Zazi, 28, was arrested in 2009 and admitted he was "recruited" by Pakistani militants to hit the crowded transit system with a series of suicide bombs. He pleaded guilty and was facing life in prison, but his sentence was postponed and he was later reportedly moved to a secret location.
Shahzad, 34, was arrested in 2010 after trying to detonate a car bomb in Times Square. He, too, pleaded guilty and admitted he had received bomb-making training in Pakistan. He was sentenced to life in prison with no parole.
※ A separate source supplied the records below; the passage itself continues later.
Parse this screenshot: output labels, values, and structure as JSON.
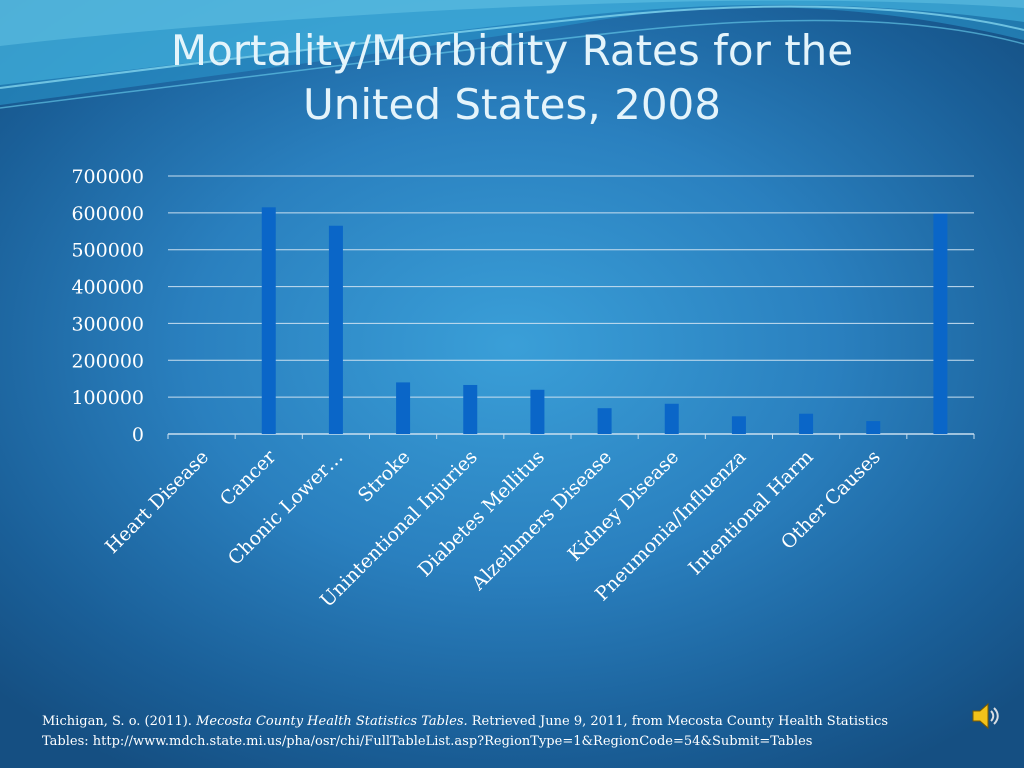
{
  "slide": {
    "title_line1": "Mortality/Morbidity Rates for the",
    "title_line2": "United States, 2008"
  },
  "citation": {
    "author": "Michigan, S. o. (2011). ",
    "work": "Mecosta County Health Statistics Tables.",
    "line1_rest": " Retrieved June 9, 2011, from Mecosta County Health Statistics",
    "line2": "Tables: http://www.mdch.state.mi.us/pha/osr/chi/FullTableList.asp?RegionType=1&RegionCode=54&Submit=Tables"
  },
  "audio": {
    "icon": "speaker-icon"
  },
  "colors": {
    "bar": "#0a66c8",
    "title": "#e4f4fb",
    "axis_text": "#ffffff",
    "gridline": "#c9dff0"
  },
  "chart_data": {
    "type": "bar",
    "categories": [
      "Heart Disease",
      "Cancer",
      "Chonic Lower…",
      "Stroke",
      "Unintentional Injuries",
      "Diabetes Mellitus",
      "Alzeihmers Disease",
      "Kidney Disease",
      "Pneumonia/Influenza",
      "Intentional Harm",
      "Other Causes",
      ""
    ],
    "values": [
      0,
      615000,
      565000,
      140000,
      133000,
      120000,
      70000,
      82000,
      48000,
      55000,
      35000,
      598000
    ],
    "ylim": [
      0,
      700000
    ],
    "yticks": [
      "0",
      "100000",
      "200000",
      "300000",
      "400000",
      "500000",
      "600000",
      "700000"
    ],
    "grid": true,
    "legend": "none"
  }
}
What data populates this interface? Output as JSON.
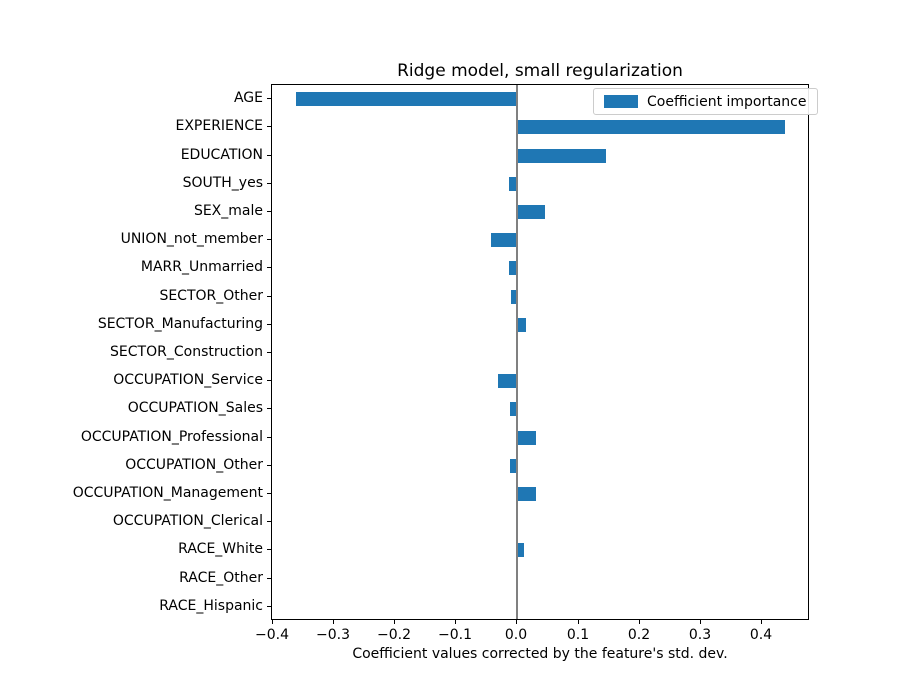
{
  "chart_data": {
    "type": "bar",
    "orientation": "horizontal",
    "title": "Ridge model, small regularization",
    "xlabel": "Coefficient values corrected by the feature's std. dev.",
    "ylabel": "",
    "legend": {
      "label": "Coefficient importance",
      "position": "upper right"
    },
    "categories": [
      "AGE",
      "EXPERIENCE",
      "EDUCATION",
      "SOUTH_yes",
      "SEX_male",
      "UNION_not_member",
      "MARR_Unmarried",
      "SECTOR_Other",
      "SECTOR_Manufacturing",
      "SECTOR_Construction",
      "OCCUPATION_Service",
      "OCCUPATION_Sales",
      "OCCUPATION_Professional",
      "OCCUPATION_Other",
      "OCCUPATION_Management",
      "OCCUPATION_Clerical",
      "RACE_White",
      "RACE_Other",
      "RACE_Hispanic"
    ],
    "values": [
      -0.362,
      0.438,
      0.146,
      -0.014,
      0.046,
      -0.044,
      -0.013,
      -0.011,
      0.014,
      0.0,
      -0.031,
      -0.012,
      0.031,
      -0.012,
      0.031,
      0.0,
      0.011,
      -0.003,
      0.0
    ],
    "xlim": [
      -0.401,
      0.478
    ],
    "xticks": [
      -0.4,
      -0.3,
      -0.2,
      -0.1,
      0.0,
      0.1,
      0.2,
      0.3,
      0.4
    ],
    "xtick_labels": [
      "−0.4",
      "−0.3",
      "−0.2",
      "−0.1",
      "0.0",
      "0.1",
      "0.2",
      "0.3",
      "0.4"
    ],
    "grid": false,
    "bar_color": "#1f77b4",
    "zero_line_color": "#808080",
    "zero_line_value": 0.0
  }
}
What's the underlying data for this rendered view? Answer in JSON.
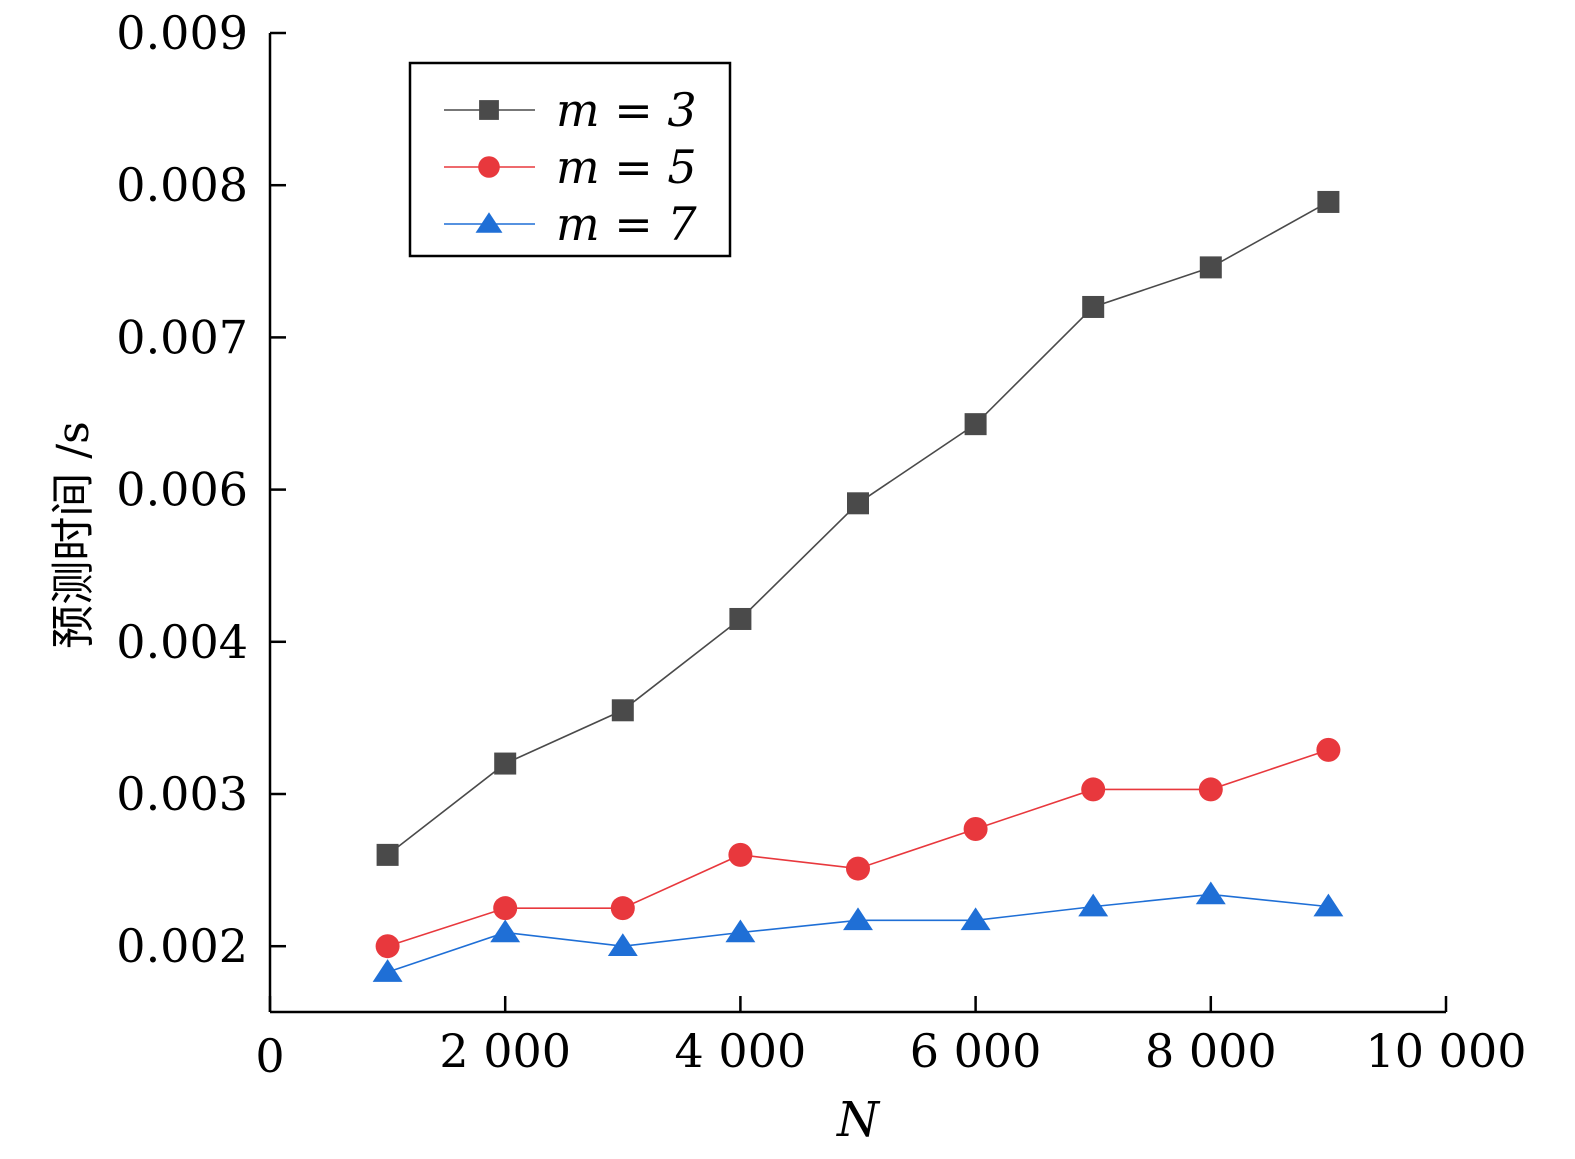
{
  "chart_data": {
    "type": "line",
    "title": "",
    "xlabel": "N",
    "ylabel": "预测时间 /s",
    "x": [
      1000,
      2000,
      3000,
      4000,
      5000,
      6000,
      7000,
      8000,
      9000
    ],
    "xlim": [
      0,
      10000
    ],
    "x_ticks": [
      0,
      2000,
      4000,
      6000,
      8000,
      10000
    ],
    "x_tick_labels": [
      "0",
      "2 000",
      "4 000",
      "6 000",
      "8 000",
      "10 000"
    ],
    "y_ticks": [
      0.002,
      0.003,
      0.004,
      0.006,
      0.007,
      0.008,
      0.009
    ],
    "y_tick_labels": [
      "0.002",
      "0.003",
      "0.004",
      "0.006",
      "0.007",
      "0.008",
      "0.009"
    ],
    "y_axis_note": "tick spacing is uniform although labels skip 0.005",
    "grid": false,
    "legend_position": "top-left",
    "series": [
      {
        "name": "m = 3",
        "marker": "square",
        "color": "#4a4a4a",
        "values": [
          0.0026,
          0.0032,
          0.00355,
          0.0043,
          0.00582,
          0.00643,
          0.0072,
          0.00746,
          0.00789
        ]
      },
      {
        "name": "m = 5",
        "marker": "circle",
        "color": "#e8383d",
        "values": [
          0.002,
          0.00225,
          0.00225,
          0.0026,
          0.00251,
          0.00277,
          0.00303,
          0.00303,
          0.00329
        ]
      },
      {
        "name": "m = 7",
        "marker": "triangle",
        "color": "#1f6fd6",
        "values": [
          0.00183,
          0.00209,
          0.002,
          0.00209,
          0.00217,
          0.00217,
          0.00226,
          0.00234,
          0.00226
        ]
      }
    ]
  }
}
Federal law enforcement officials said they have been tracing other U.S. residents traveling abroad, specifically Somali Americans from Minnesota who have gone to fight in that country. They are also watching several individuals identified soon after the Sept. 11 attacks, such as half a dozen men from the Buffalo suburb of Lackawanna, N.Y., who trained at an al-Qaida facility in Afghanistan.
Comey said these suspects are always the most difficult to identify and stop. He suggested it is all the more challenging today because al-Qaida has been "metastasizing" into splinter groups in Iraq, Syria and Libya.
Although the FBI previously had "great success" against al-Qaida in the group's traditional Afghanistan-Pakistan region, he said, "in the ungoverned or poorly governed spaces in Africa and around the Middle East, we see a resurgence of al-Qaida affiliates.